I generally like to operate with a pretty strong center of peace, and I disliked that I was losing mine. Especially when I was interrupted from my goal of packing while toddlers slept by fighting grade schoolers. But where I erred was in thinking that something like a leak in the dishwasher, and the stress of a renovation, is something outside God’s domain. That something so earthly and busy and has so many pragmatics is in the material realm isn’t the stuff of God. But he wants all of us, including our stress and holey kitchens and leaky dishwashers, so he can give us good things. When the tsunami of life’s anxiety hits, he’s waiting in it. For us to attend to him, instead of it.
When I remembered this, my perspective changed. Those little people keeping me from my work were who all of this was for. Because God wants to give them good things too.
I focused just on what I could do each day to dismantle our busy house, and surprise, rediscovered that staying in the present brings peace. I also realized how therapeutic it can be to scrub out the molasses from the upper cupboard shelf and the melted popsicle in the bottom of the freezer. To sweep up the mess that’s been living under the couch since you last looked for the remote in 2017. I stopped dreading the amount of work and instead embraced things moving from the realm of chaos into order. I had watched the Konmarie show on Netflix like the rest of the world and really wanted to do what they were doing but I didn’t ever think I had the time. Well guess what a leak in your dishwasher will give you? FORCED Konmari-ing. Which ends up feeling pretty liberating.

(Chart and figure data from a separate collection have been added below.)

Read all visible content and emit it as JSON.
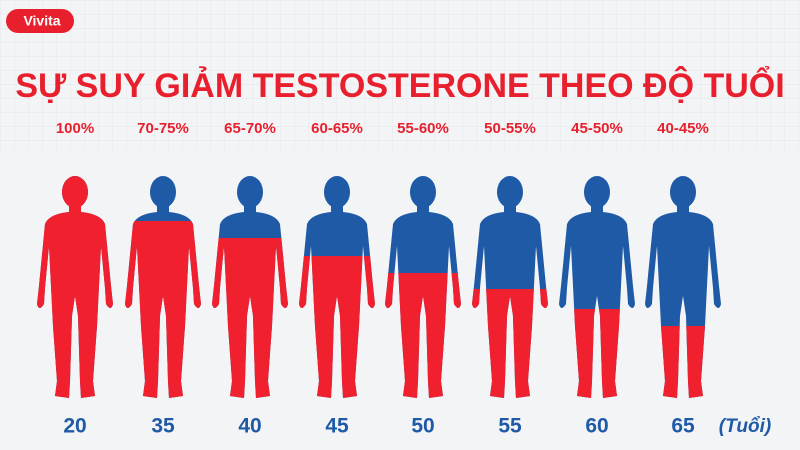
{
  "logo": "Vivita",
  "title": "SỰ SUY GIẢM TESTOSTERONE THEO ĐỘ TUỔI",
  "figures": [
    {
      "percent": "100%",
      "age": "20"
    },
    {
      "percent": "70-75%",
      "age": "35"
    },
    {
      "percent": "65-70%",
      "age": "40"
    },
    {
      "percent": "60-65%",
      "age": "45"
    },
    {
      "percent": "55-60%",
      "age": "50"
    },
    {
      "percent": "50-55%",
      "age": "55"
    },
    {
      "percent": "45-50%",
      "age": "60"
    },
    {
      "percent": "40-45%",
      "age": "65"
    }
  ],
  "unit": "(Tuổi)"
}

On moving day, my husband took all the kids up north, and I worked with the movers all day to clean out everything (everything?) even the pantry shelves. As a food writer and blogger I am quite devoted to these pantry shelves, and I often write about the benefits of a well-stocked pantry for easy meal planning. There are no benefits to a well-stocked pantry when it comes to moving, however.
As much as I resisted having to do it, when it was happening there was such a sense of relief that these messes were leaving us, being dealt with, that they would be replaced with order and calm. When we move back in at the end of July, there will be shiny floors and a bright kitchen. As I was cleaning, I had this nagging feeling that God wanted this all for us even if I didn’t want it myself right now. And not just the shiny kitchen. He wanted me to be forced to clean up the messes. And while I’m sure there’s a metaphor there about how he wants to do this to our souls, to scour out grime and filth and leave beauty and order, I had the distinct sense that he wanted this for our physical space too.
After almost 10 hours of hauling and cleaning and pitching, I pulled away from the empty rooms, and drove up to the lake house with six sleeping children and a husband holding a cold beer for me, my heart overflowing with gratitude for all these gifts he keeps giving us. I’ll return in a few weeks and help the movers put everything back, but in the meantime we’re enjoying slow summer time with each other, which God probably knew we needed too. And when I go back to set up the home he’s so generously given to us, he’ll be right there in the middle of all of it, and I’ll keep telling him thank you.